A promotora pede no texto que sejam tomadas diversas medidas para segurança contra incêndio, como melhorias nas saídas de emergência, melhor sinalização pelo museu, alarmes e colocação de hidrantes. A ação baseia-se em inspeções do Corpo de Bombeiros e laudo Departamento de Controle do Uso de Imóveis (Contru). O pedido também reforça a necessidade de regularização da licença de funcionamento do Masp.

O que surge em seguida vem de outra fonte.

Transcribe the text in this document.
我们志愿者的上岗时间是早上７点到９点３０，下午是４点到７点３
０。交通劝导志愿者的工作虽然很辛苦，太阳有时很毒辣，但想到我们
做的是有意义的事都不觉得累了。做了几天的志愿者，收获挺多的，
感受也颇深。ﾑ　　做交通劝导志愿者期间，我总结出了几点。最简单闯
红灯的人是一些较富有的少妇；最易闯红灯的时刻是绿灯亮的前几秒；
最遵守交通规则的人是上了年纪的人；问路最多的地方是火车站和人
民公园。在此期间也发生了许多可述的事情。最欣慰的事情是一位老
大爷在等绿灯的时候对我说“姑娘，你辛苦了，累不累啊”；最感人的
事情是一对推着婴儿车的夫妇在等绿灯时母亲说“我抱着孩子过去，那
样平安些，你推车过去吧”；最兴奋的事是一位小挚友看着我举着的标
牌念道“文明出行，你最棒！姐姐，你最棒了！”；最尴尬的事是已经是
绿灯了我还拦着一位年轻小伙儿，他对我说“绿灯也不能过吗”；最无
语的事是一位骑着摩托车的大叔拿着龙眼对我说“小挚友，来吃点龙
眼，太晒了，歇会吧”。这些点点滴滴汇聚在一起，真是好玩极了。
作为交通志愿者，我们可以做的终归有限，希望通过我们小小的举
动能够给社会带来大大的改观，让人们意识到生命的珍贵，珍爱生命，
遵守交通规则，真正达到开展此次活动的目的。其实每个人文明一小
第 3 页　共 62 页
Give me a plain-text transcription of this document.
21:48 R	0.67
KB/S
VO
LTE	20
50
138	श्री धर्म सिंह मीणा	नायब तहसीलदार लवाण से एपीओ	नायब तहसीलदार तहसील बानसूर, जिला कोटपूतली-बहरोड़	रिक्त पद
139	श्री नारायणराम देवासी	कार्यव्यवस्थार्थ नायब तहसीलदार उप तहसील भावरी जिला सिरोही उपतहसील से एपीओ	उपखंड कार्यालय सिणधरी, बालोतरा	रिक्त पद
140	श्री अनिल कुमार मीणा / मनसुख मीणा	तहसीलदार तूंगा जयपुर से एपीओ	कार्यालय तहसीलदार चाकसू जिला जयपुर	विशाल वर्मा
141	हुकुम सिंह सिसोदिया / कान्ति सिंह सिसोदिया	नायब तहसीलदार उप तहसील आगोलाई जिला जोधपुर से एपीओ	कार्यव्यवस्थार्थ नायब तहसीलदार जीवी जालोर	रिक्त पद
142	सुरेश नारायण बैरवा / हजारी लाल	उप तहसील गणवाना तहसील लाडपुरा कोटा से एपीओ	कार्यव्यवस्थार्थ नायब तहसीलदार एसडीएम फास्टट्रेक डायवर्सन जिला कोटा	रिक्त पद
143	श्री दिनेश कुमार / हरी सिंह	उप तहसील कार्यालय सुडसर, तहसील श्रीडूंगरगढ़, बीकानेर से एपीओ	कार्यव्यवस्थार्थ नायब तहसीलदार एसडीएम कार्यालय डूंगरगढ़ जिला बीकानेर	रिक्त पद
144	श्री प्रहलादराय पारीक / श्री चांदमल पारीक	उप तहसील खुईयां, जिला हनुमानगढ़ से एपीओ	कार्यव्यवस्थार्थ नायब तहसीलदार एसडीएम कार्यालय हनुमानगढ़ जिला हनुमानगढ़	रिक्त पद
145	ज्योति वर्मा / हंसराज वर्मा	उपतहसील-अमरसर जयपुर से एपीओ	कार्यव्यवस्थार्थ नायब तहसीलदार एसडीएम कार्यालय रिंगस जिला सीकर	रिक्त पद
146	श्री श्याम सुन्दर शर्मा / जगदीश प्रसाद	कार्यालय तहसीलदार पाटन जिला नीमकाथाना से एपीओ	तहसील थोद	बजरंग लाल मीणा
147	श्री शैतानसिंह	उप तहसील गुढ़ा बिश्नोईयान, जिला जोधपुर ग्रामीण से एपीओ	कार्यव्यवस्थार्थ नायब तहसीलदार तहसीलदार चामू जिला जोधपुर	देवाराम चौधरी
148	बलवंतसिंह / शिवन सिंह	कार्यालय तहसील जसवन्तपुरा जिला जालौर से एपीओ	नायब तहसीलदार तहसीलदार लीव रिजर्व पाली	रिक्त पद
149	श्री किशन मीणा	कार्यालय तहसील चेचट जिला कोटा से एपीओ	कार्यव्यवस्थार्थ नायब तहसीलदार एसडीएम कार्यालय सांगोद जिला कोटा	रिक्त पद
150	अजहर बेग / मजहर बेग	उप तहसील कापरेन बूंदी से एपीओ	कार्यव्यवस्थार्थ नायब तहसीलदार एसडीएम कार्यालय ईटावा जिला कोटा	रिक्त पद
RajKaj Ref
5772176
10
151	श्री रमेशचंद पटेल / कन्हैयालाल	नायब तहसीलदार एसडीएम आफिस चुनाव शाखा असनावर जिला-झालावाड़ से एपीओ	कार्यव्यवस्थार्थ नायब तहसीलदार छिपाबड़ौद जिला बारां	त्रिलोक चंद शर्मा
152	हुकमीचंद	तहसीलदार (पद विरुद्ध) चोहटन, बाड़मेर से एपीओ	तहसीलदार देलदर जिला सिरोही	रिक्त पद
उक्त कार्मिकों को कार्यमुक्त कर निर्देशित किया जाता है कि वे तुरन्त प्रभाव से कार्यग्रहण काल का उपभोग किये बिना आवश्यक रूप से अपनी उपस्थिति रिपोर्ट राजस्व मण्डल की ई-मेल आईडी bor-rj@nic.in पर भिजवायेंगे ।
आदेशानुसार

A promotora ainda cita o aumento da procura do público ao museu depois que as obras "O Lavrador de Café", de Cândido Portinari, e "Retrato de Suzanne Bloch", de Pablo Picasso, furtados no dia 20 de dezembro, foram recuperadas pela polícia, na última semana. Para ela, isso aumenta ainda mais o risco para o público e até para a conservação do patrimônio da humanidade, como ela classifica as obras, caso o prédio não seja adequado às exigências de segurança da polícia e dos bombeiros.

Assim, a interdição seria válida até a adequação às normas, "sob pena de desobediência, improbidade administrativa e pagamento de multa diária de R$ 60.000,00 (sessenta mil reais) em caso de descumprimento, ainda que parcial, da ordem judicial", reforça a promotora.